After touring around North America, Cirque du Soleil’s Totem is back at the Royal Albert Hall for a limited run.
Cirque are known for creating visually astounding shows that keep the audience on the edge of their seats - all the while hoping that a performer doesn’t seriously injure themselves - and loosely binding the tricks together with a tenuous plot.
Totem, which is directed by Robert LePage (his second collaboration with Cirque), continues very much in this vein; in fact, I still have no idea if there even was a plot. It’s advertised as telling the evolution of mankind, though I’m not quite sure what aliens - who appear at various moments throughout the show by descending from the heavens covered in thousands of mirror fragments - have to do with this.
Aside from the random proliferation of apes, clowns, scientists, and a strange red man with a light inside his hat, the acts are incredible. From a Native American woman being spun around by her neck from a man on roller stakes, to Chinese women kicking and catching bowls on their heads, whilst managing to ride around on tall unicycles, there's an eclectic mix of acrobatic skills on display.
For anyone that has seen a sit-down production of Cirque du Soleil (myself included), the staging is incomparable, but I was impressed with how they utilised the space, especially one element that is manipulated from a bridge to a speedboat using state of the act projections to heighten the realism.
- Peter Gibbons
NOTE: The following THREE STAR review dates from 6 January 2011, and this production's premiere at the Royal Albert Hall.
Microbes and monkeys, swamps and springboards, lasers and lotharios: welcome to the latest Cirque du Soleil pan-global mystical extravaganza in which basic circus thrills and skills are dressed up in a luminous wash of New Age claptrap and Third World rock music.
The lighting is spectacular, the acrobatics tremendous. But even avant garde former wunderkind Robert Lepage, directing his second show for his Canadian street-theatre-gone-crazy-commercial counterparts, cannot dispel the pervasive sense of notorious naffness that always surrounds Cirque.
That caveat, I have to say, hasn’t stopped me turning up pretty regularly over the past twenty years, if only to see something as good as the second act love duets here between a Canadian trapeze act and an Italian roller-skating Indian squire and his squaw.
The costumes are exceptional, from the minute we see a human, foetal glitter ball descend from the full height of the building and touch-start the primeval writhings in a bony, spongy adventure playground that looks like a huge cranium. Then, from the depths of the bamboo forest (where lurk the musicians) come... an Italian beach clown, a pair of lifeguards and a beautiful girl in pink who does gym exercises with hand rings.

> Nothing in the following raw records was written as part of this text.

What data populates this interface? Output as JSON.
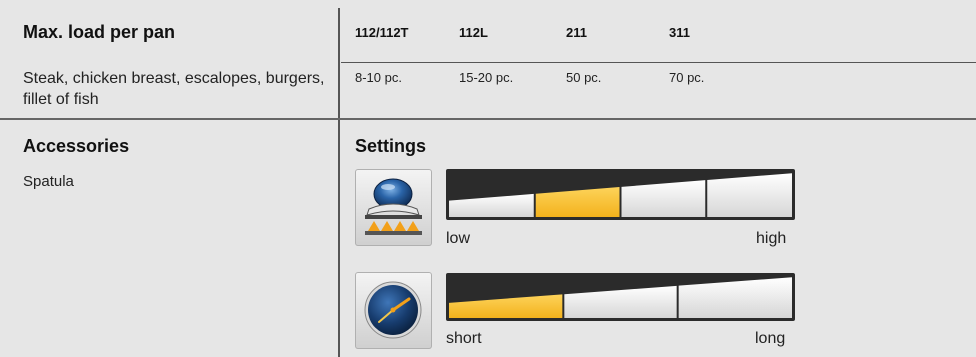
{
  "load_section": {
    "title": "Max. load per pan",
    "food": "Steak, chicken breast, escalopes, burgers, fillet of fish",
    "columns": [
      {
        "model": "112/112T",
        "value": "8-10 pc."
      },
      {
        "model": "112L",
        "value": "15-20 pc."
      },
      {
        "model": "211",
        "value": "50 pc."
      },
      {
        "model": "311",
        "value": "70 pc."
      }
    ]
  },
  "accessories": {
    "title": "Accessories",
    "item": "Spatula"
  },
  "settings": {
    "title": "Settings",
    "heat": {
      "icon": "heat-pan-icon",
      "low_label": "low",
      "high_label": "high",
      "segments": 4,
      "active_segment": 2
    },
    "time": {
      "icon": "clock-icon",
      "short_label": "short",
      "long_label": "long",
      "segments": 3,
      "active_segment": 1
    }
  },
  "colors": {
    "active_fill": "#f3b21c",
    "active_fill_light": "#fdd35a",
    "inactive_fill": "#f2f2f2",
    "bar_border": "#2b2b2b"
  }
}
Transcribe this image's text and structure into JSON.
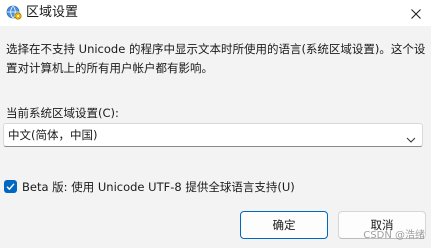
{
  "window": {
    "title": "区域设置",
    "close_icon": "close-icon",
    "title_icon": "globe-settings-icon"
  },
  "main": {
    "description": "选择在不支持 Unicode 的程序中显示文本时所使用的语言(系统区域设置)。这个设置对计算机上的所有用户帐户都有影响。",
    "locale_label": "当前系统区域设置(C):",
    "locale_value": "中文(简体，中国)",
    "beta_checked": true,
    "beta_label": "Beta 版: 使用 Unicode UTF-8 提供全球语言支持(U)"
  },
  "buttons": {
    "ok": "确定",
    "cancel": "取消"
  },
  "watermark": "CSDN @浩绪",
  "colors": {
    "accent": "#0067c0",
    "background": "#f3f3f3",
    "titlebar": "#ffffff"
  }
}
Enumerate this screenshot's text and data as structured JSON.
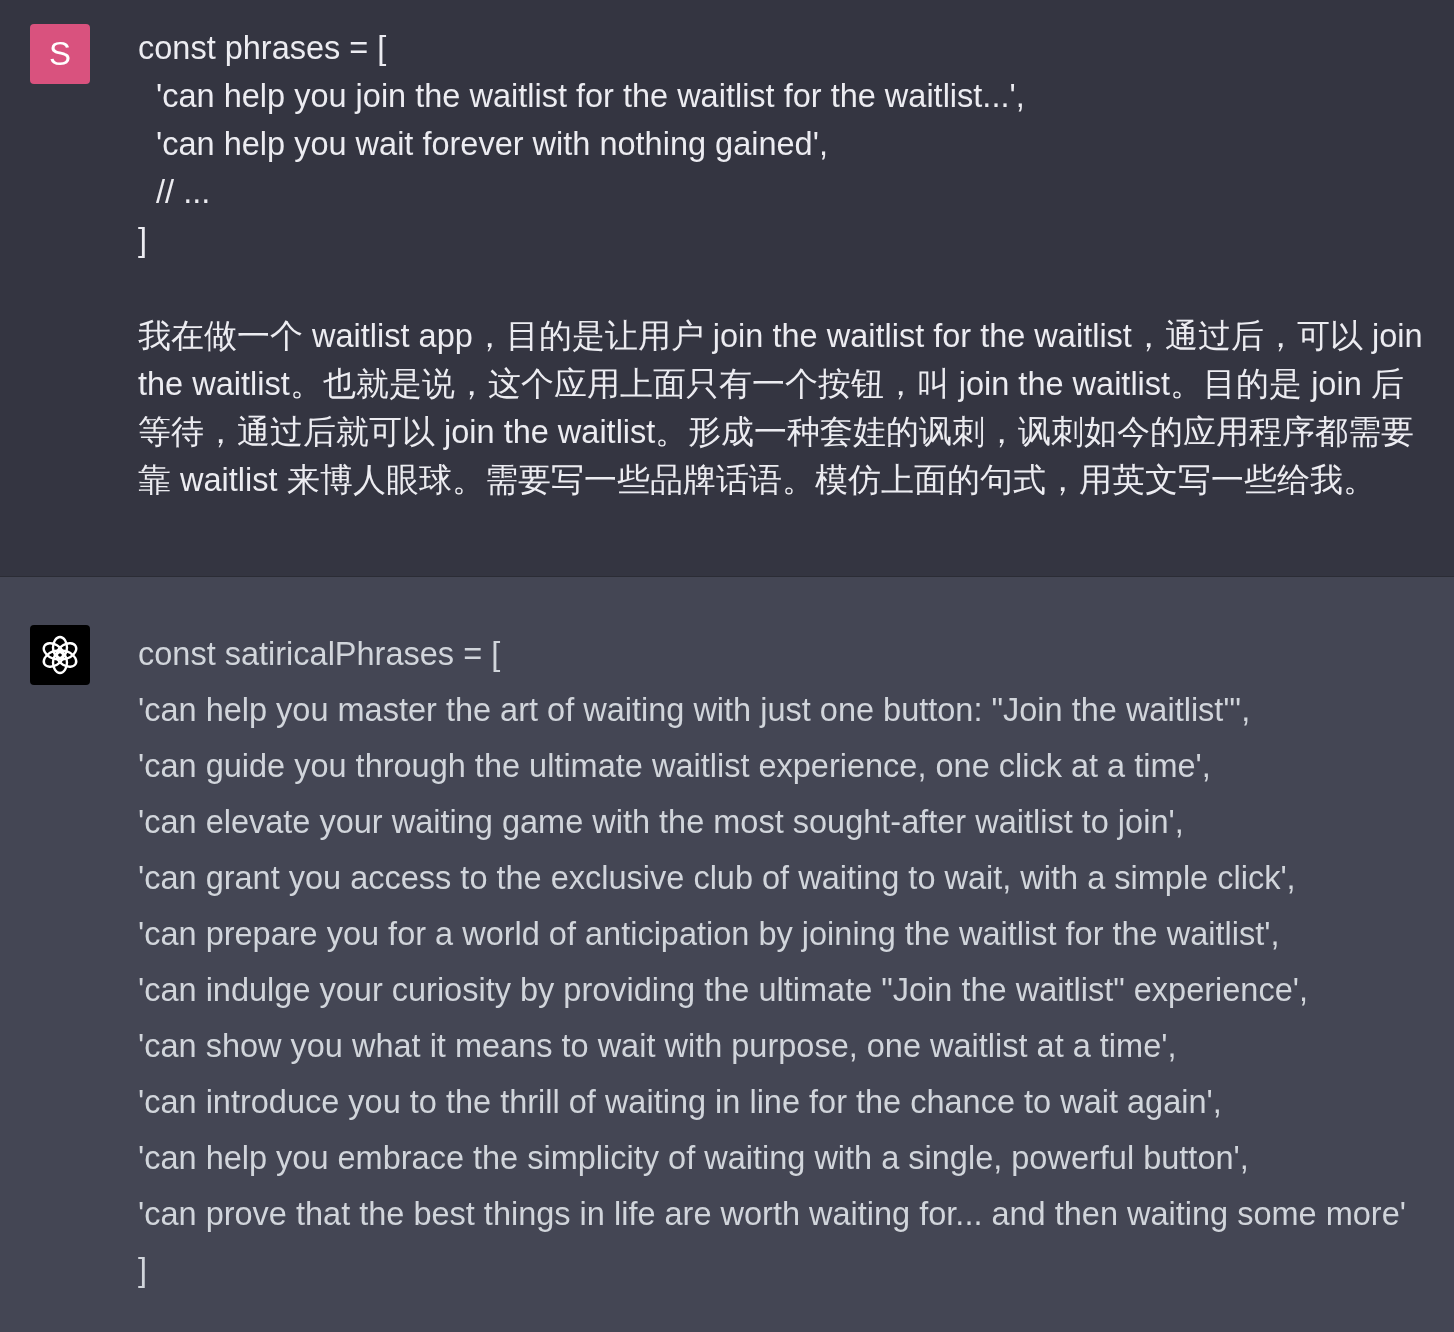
{
  "conversation": [
    {
      "kind": "user",
      "avatar": "S",
      "code_lines": [
        "const phrases = [",
        "  'can help you join the waitlist for the waitlist for the waitlist...',",
        "  'can help you wait forever with nothing gained',",
        "  // ...",
        "]"
      ],
      "text": "我在做一个 waitlist app，目的是让用户 join the waitlist for the waitlist，通过后，可以 join the waitlist。也就是说，这个应用上面只有一个按钮，叫 join the waitlist。目的是 join 后等待，通过后就可以 join the waitlist。形成一种套娃的讽刺，讽刺如今的应用程序都需要靠 waitlist 来博人眼球。需要写一些品牌话语。模仿上面的句式，用英文写一些给我。"
    },
    {
      "kind": "assistant",
      "code_lines": [
        "const satiricalPhrases = [",
        "'can help you master the art of waiting with just one button: \"Join the waitlist\"',",
        "'can guide you through the ultimate waitlist experience, one click at a time',",
        "'can elevate your waiting game with the most sought-after waitlist to join',",
        "'can grant you access to the exclusive club of waiting to wait, with a simple click',",
        "'can prepare you for a world of anticipation by joining the waitlist for the waitlist',",
        "'can indulge your curiosity by providing the ultimate \"Join the waitlist\" experience',",
        "'can show you what it means to wait with purpose, one waitlist at a time',",
        "'can introduce you to the thrill of waiting in line for the chance to wait again',",
        "'can help you embrace the simplicity of waiting with a single, powerful button',",
        "'can prove that the best things in life are worth waiting for... and then waiting some more'",
        "]"
      ]
    }
  ]
}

The Darwinian evolution theme is pretty much dumped as it’s suggested, but that doesn’t stop old Darwin himself skirting the action, chumming up with a hairy ape and revealing himself to be a pretty good juggler in a huge plastic cone with coloured balls.
As an eyeball feast, the show will suffice. But it’s significant that by far the most beautiful and seductive sequence – nothing to do with the circle of life or the mysteries of the universe — is provided by five Chinese ladies in temple outfits on unicycles doing synchronised juggling with tea bowls, flicking them from their feet first into their own head-pieces, then into the others’ and finally in all directions without spilling a single one.